Le plan de paiement qui correspond aux phases du projet de construction

Le plan de paiement qui correspond aux phases du projet de construction

Construire une maison, rénover un appartement ou agrandir un bâtiment demande une organisation rigoureuse – pas seulement sur le plan technique, mais aussi sur le plan financier. Un plan de paiement bien structuré est essentiel pour garder le contrôle du budget et éviter les désaccords entre le maître d’ouvrage et l’entreprise. Il permet de payer au fur et à mesure de l’avancement des travaux, tout en garantissant la sécurité financière des deux parties.
Voici comment établir un plan de paiement adapté aux différentes étapes d’un projet de construction en France.
Pourquoi un plan de paiement est indispensable
Le plan de paiement (ou échéancier de paiement) définit les moments où les règlements doivent être effectués pendant la durée du chantier. Il protège à la fois le client et l’entrepreneur : l’entreprise reçoit des paiements réguliers pour le travail accompli, et le client ne paie que pour les prestations réellement réalisées.

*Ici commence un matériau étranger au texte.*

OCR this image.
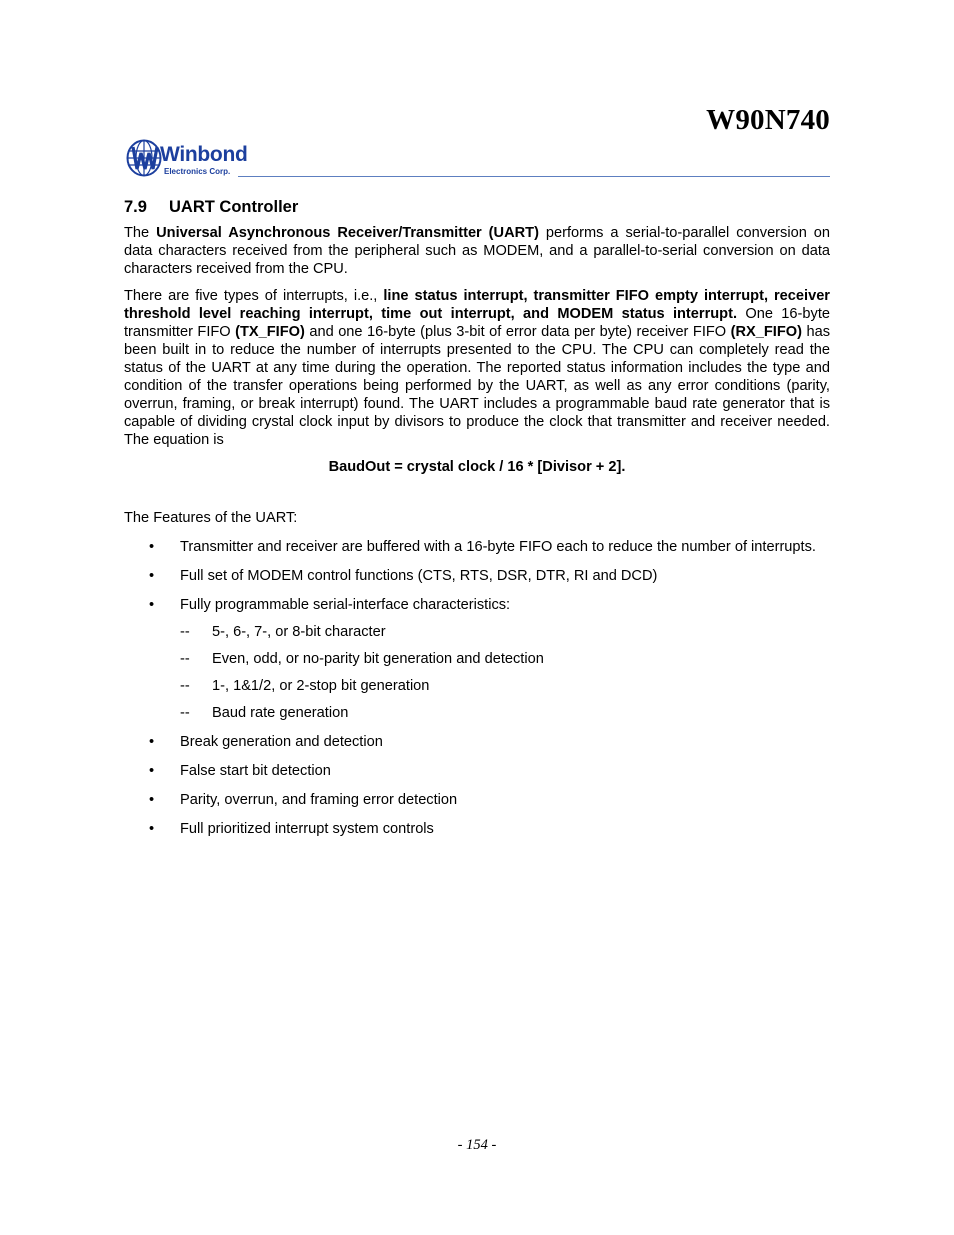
W90N740
Winbond
Electronics Corp.
7.9 UART Controller

The Universal Asynchronous Receiver/Transmitter (UART) performs a serial-to-parallel conversion on data characters received from the peripheral such as MODEM, and a parallel-to-serial conversion on data characters received from the CPU.

There are five types of interrupts, i.e., line status interrupt, transmitter FIFO empty interrupt, receiver threshold level reaching interrupt, time out interrupt, and MODEM status interrupt. One 16-byte transmitter FIFO (TX_FIFO) and one 16-byte (plus 3-bit of error data per byte) receiver FIFO (RX_FIFO) has been built in to reduce the number of interrupts presented to the CPU. The CPU can completely read the status of the UART at any time during the operation. The reported status information includes the type and condition of the transfer operations being performed by the UART, as well as any error conditions (parity, overrun, framing, or break interrupt) found. The UART includes a programmable baud rate generator that is capable of dividing crystal clock input by divisors to produce the clock that transmitter and receiver needed. The equation is

BaudOut = crystal clock / 16 * [Divisor + 2].

The Features of the UART:

• Transmitter and receiver are buffered with a 16-byte FIFO each to reduce the number of interrupts.
• Full set of MODEM control functions (CTS, RTS, DSR, DTR, RI and DCD)
• Fully programmable serial-interface characteristics:
-- 5-, 6-, 7-, or 8-bit character
-- Even, odd, or no-parity bit generation and detection
-- 1-, 1&1/2, or 2-stop bit generation
-- Baud rate generation
• Break generation and detection
• False start bit detection
• Parity, overrun, and framing error detection
• Full prioritized interrupt system controls
- 154 -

Sans plan clair, les malentendus peuvent vite apparaître : retards, désaccords sur la qualité ou sur le montant dû. Un échéancier précis apporte transparence, confiance et une meilleure maîtrise du budget global.
Phase 1 : Études et préparation du projet
Avant le début des travaux, il faut réaliser les études techniques, les plans, les démarches administratives et obtenir le permis de construire. Cette phase implique souvent des honoraires d’architecte, de bureau d’études ou de maître d’œuvre.
Il est courant de prévoir un premier acompte de 5 à 10 % du montant total du contrat pour couvrir ces frais de préparation. Le reste de la somme liée à cette phase est versé une fois les plans validés et les autorisations obtenues.
Phase 2 : Terrassement et gros œuvre
Lorsque le chantier démarre, les dépenses deviennent plus importantes. Le paiement doit suivre la progression visible des travaux.
Une répartition typique peut être la suivante :
- Terrassement et fondations : 10–15 %
- Élévation des murs, charpente, toiture : 25–30 %
Chaque paiement doit être effectué après vérification de l’avancement réel. Il est recommandé de faire appel à un maître d’œuvre ou à un expert indépendant pour valider les étapes avant de débloquer les fonds.
Phase 3 : Second œuvre et aménagement intérieur
Une fois le bâtiment hors d’eau et hors d’air, les artisans interviennent pour les installations électriques, la plomberie, l’isolation et les cloisons. Cette phase peut être divisée en plusieurs paiements correspondant aux lots techniques et aux finitions (revêtements, peinture, menuiseries intérieures).
C’est aussi la période où les modifications et les options supplémentaires sont fréquentes. Il est donc essentiel de prévoir dans le contrat que tout travail supplémentaire doit faire l’objet d’un devis signé avant exécution et facturation.
Phase 4 : Finitions et réception du chantier
À l’approche de la fin des travaux, la dernière partie du paiement ne doit être versée qu’après la réception du chantier, c’est-à-dire après la visite conjointe du maître d’ouvrage et de l’entreprise.
En France, il est d’usage de retenir 5 % du montant total du marché jusqu’à la levée complète des réserves. Cette retenue de garantie incite l’entreprise à corriger les éventuels défauts constatés lors de la réception.
Phase 5 : Garantie et suivi après livraison
Même après la réception, certaines garanties légales protègent le client : la garantie de parfait achèvement (1 an), la garantie biennale (2 ans) et la garantie décennale (10 ans). Il peut être judicieux de prévoir dans le plan de paiement qu’une petite partie – par exemple 2 à 3 % – soit libérée après la première année, une fois les éventuelles réparations effectuées.
Cela encourage l’entreprise à assurer un suivi sérieux et à maintenir la qualité du bâtiment sur le long terme.
Conseils pour un plan de paiement sécurisé
- Utilisez un contrat conforme à la réglementation française, comme le contrat de construction de maison individuelle (CCMI) ou un contrat d’entreprise détaillé.
- Évitez les avances trop importantes. Ne payez jamais pour des travaux non réalisés.
- Demandez des factures et justificatifs à chaque étape.
- Faites-vous accompagner par un professionnel. Un architecte ou un maître d’œuvre peut vérifier la conformité des travaux avant chaque paiement.
- Gardez une trace écrite de toutes les modifications. Cela évite les litiges ultérieurs.
Un outil de sérénité pour votre projet
Un projet de construction représente un investissement majeur. En établissant un plan de paiement aligné sur les phases du chantier, vous sécurisez votre budget et instaurez une relation de confiance avec votre entrepreneur.
Payer au rythme de l’avancement, c’est garantir la transparence, limiter les risques de conflit et avancer sereinement vers un objectif commun : un bâtiment achevé, conforme à vos attentes et réalisé dans les règles de l’art.